RALEIGH — After more than a year marked with controversy that brought national attention to Wake County's public schools, the system entered a new era Tuesday with the swearing-in of Tony Tata, a former brigadier general and lifelong lover of education.
Tata, 51, becomes the system's eighth superintendent since the merger of city and county schools in the 1970s. He received a warm welcome at the swearing-in, as even board members who had opposed his selection expressed willingness to work with him.
Some who spoke during a public comment period Tuesday, however, still linked the board which picked Tata to negative national publicity - including a harsh parody by comedian Stephen Colbert - which has portrayed Wake as resegregating its schools. But to the Republican majority, having Tata lead the system seemed to be a dream come true.
"As a parent of children that have both graduated from and are currently in the Wake County school system, I simply say thank you," said board Vice Chairwoman Debra Goldman, who also led the committee that picked Tata.
The new superintendent, who spent the past 19 months as chief operating officer of the District of Columbia schools, was sworn in by Judge Douglas McCullough of the state Court of Appeals.
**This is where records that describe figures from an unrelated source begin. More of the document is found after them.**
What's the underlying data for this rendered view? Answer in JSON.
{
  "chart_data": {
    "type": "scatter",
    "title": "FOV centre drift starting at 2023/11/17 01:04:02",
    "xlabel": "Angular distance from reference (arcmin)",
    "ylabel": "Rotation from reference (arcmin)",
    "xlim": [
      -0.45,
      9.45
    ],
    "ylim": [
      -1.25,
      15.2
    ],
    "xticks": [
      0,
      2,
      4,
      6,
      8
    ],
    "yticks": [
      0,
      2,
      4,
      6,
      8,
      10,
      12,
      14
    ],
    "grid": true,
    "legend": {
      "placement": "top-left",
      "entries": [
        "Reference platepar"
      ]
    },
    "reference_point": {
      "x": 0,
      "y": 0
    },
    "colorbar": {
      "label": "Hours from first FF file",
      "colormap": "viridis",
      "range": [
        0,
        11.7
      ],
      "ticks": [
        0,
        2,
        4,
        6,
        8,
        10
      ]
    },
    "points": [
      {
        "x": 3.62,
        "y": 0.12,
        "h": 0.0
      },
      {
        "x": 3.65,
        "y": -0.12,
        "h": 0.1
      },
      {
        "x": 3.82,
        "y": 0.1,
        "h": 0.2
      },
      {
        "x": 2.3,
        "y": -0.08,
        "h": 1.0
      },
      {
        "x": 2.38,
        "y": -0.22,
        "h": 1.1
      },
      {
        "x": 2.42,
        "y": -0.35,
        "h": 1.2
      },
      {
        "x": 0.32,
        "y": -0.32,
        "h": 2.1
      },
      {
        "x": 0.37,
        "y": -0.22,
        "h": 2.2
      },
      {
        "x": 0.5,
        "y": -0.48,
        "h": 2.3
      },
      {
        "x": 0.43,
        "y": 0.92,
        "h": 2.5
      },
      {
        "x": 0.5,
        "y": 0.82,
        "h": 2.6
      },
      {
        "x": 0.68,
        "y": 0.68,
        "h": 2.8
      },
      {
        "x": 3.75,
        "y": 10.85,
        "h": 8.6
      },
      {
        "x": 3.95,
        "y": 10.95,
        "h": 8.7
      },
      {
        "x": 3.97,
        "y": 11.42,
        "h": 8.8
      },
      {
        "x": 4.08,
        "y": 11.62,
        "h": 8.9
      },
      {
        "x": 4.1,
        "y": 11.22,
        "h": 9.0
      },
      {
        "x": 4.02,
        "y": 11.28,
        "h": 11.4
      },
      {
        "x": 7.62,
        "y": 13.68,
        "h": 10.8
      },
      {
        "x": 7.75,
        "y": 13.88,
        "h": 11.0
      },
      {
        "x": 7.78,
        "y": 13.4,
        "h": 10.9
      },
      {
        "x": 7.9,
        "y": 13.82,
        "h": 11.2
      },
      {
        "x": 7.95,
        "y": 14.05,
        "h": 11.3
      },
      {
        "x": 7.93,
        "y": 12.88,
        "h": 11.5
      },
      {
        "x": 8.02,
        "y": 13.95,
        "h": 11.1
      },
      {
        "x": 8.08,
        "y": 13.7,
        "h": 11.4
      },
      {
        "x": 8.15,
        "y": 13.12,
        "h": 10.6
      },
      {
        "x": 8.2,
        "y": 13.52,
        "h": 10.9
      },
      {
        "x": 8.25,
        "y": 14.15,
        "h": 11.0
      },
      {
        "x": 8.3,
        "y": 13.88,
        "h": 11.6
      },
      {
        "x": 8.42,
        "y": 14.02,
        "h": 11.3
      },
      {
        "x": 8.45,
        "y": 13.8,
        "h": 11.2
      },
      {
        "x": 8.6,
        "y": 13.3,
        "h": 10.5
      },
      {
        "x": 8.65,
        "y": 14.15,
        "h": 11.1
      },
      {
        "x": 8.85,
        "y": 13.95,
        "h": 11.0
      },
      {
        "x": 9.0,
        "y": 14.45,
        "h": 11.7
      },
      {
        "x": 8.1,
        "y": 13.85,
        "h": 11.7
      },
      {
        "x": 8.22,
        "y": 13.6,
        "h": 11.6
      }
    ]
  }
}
The audience included members of the Wake Board of Commissioners, Rep. Rosa Gill, several Wake County mayors and members of Tata's family.
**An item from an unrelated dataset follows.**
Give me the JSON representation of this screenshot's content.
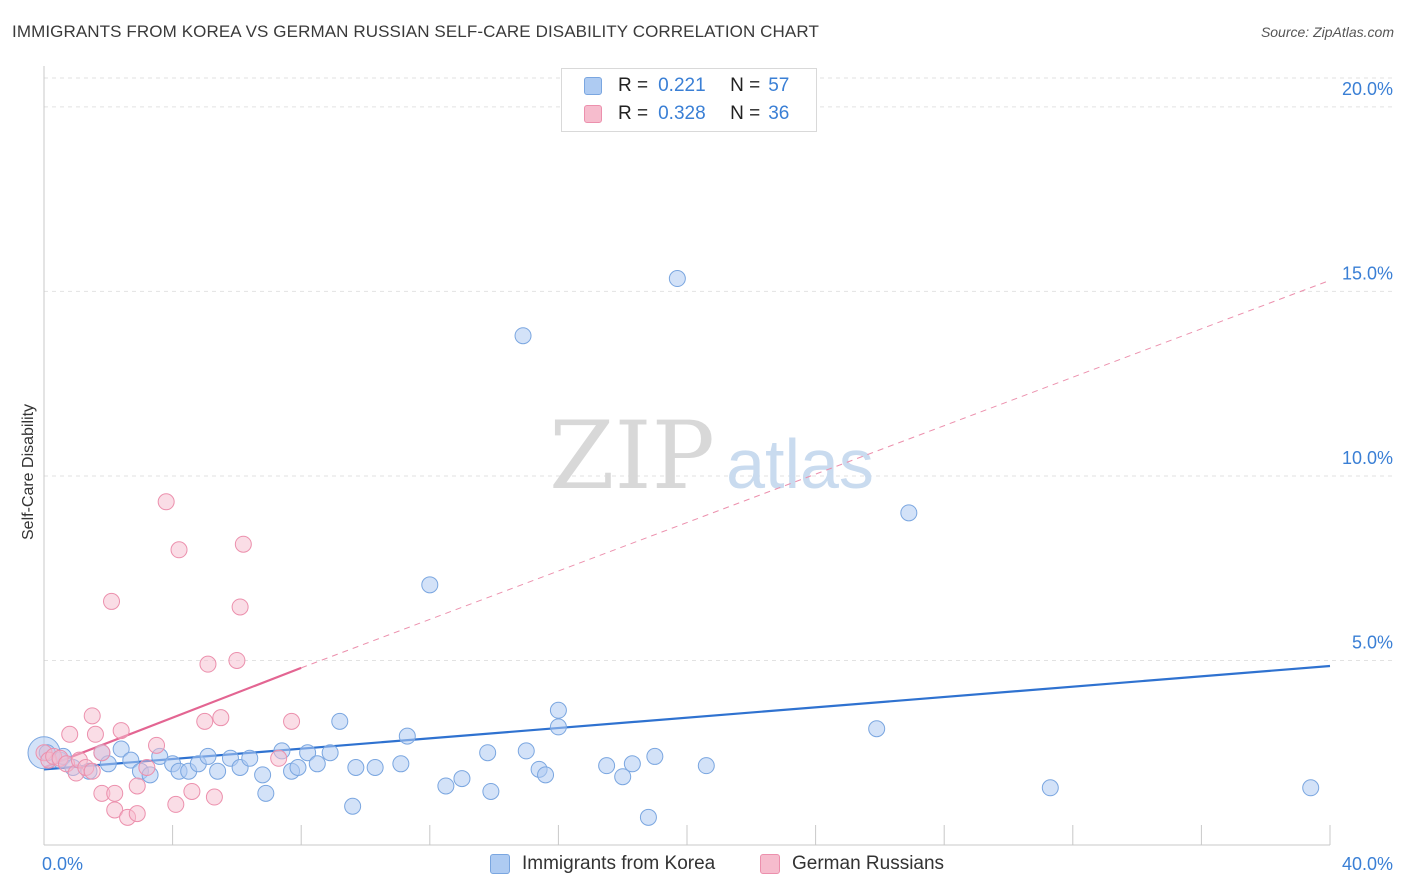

"We've taken on a large challenge, and we are going to see it through," Tata said, noting that controversy has come in reaction to his less than two years' experience as an executive in education.
Tata's arrival occurs during a protracted and heated discussion about the direction of the growing 143,000-student system.
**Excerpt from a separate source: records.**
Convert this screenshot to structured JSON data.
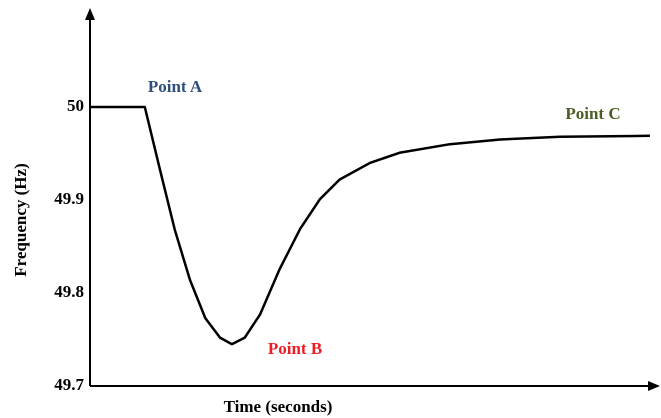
{
  "chart_data": {
    "type": "line",
    "xlabel": "Time (seconds)",
    "ylabel": "Frequency (Hz)",
    "x": [
      0,
      9.7,
      12.4,
      15.0,
      17.7,
      20.4,
      23.0,
      25.1,
      27.4,
      30.1,
      33.6,
      37.2,
      40.7,
      44.2,
      49.6,
      54.9,
      63.7,
      72.6,
      83.2,
      99.1
    ],
    "values": [
      50,
      50,
      49.932,
      49.868,
      49.814,
      49.773,
      49.752,
      49.745,
      49.752,
      49.777,
      49.826,
      49.869,
      49.901,
      49.922,
      49.94,
      49.951,
      49.96,
      49.965,
      49.968,
      49.969
    ],
    "color": "#000000",
    "xlim": [
      0,
      100
    ],
    "ylim": [
      49.7,
      50.1
    ],
    "yticks": [
      49.7,
      49.8,
      49.9,
      50
    ],
    "grid": false,
    "annotations": [
      {
        "text": "Point A",
        "color": "#2f4f7f"
      },
      {
        "text": "Point B",
        "color": "#ee1c24"
      },
      {
        "text": "Point C",
        "color": "#4b5f22"
      }
    ]
  }
}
"I think the noise level has been an indication of how much people in Wake County care about education," Tata said.
Praise from a student
He received kudos from the officials and an early positive verdict from an Enloe High School student.
"His speech impressed me, and I am excited that he is passionate about our school system and that he cares and is intelligent," said Enloe sophomore Lauren Frey, 15.
Board member John Tedesco, who has provided much of the energy for the board's transformational approach, called it "an honor and a bit of a humbling experience for you to join our ranks."
But John Little, a retired history professor, warned Tata that the board's policy of embracing neighborhood schools would lead to resegregation.
"Do we really want to retreat to that?" Little asked. "The affluent schools will probably fare OK, but at great cost."
Gill, a former Wake school board member, joined other supporters of the old diversity policy in praising Tata now that he's on the job.
"If he can do what he says and raise academic achievement, we can move forward here in Wake County," Gill said.
In his first week on the job, Tata faces a projected $100 million budget shortfall, separate investigations by federal investigators and an international accrediting agency, and interlocking questions about what to do about busing, student assignment, magnet schools and the clustering of high-poverty populations at some inner-city schools. The 28-year military veteran said he's ready.
"I will make the tough decisions that this position demands," Tata said.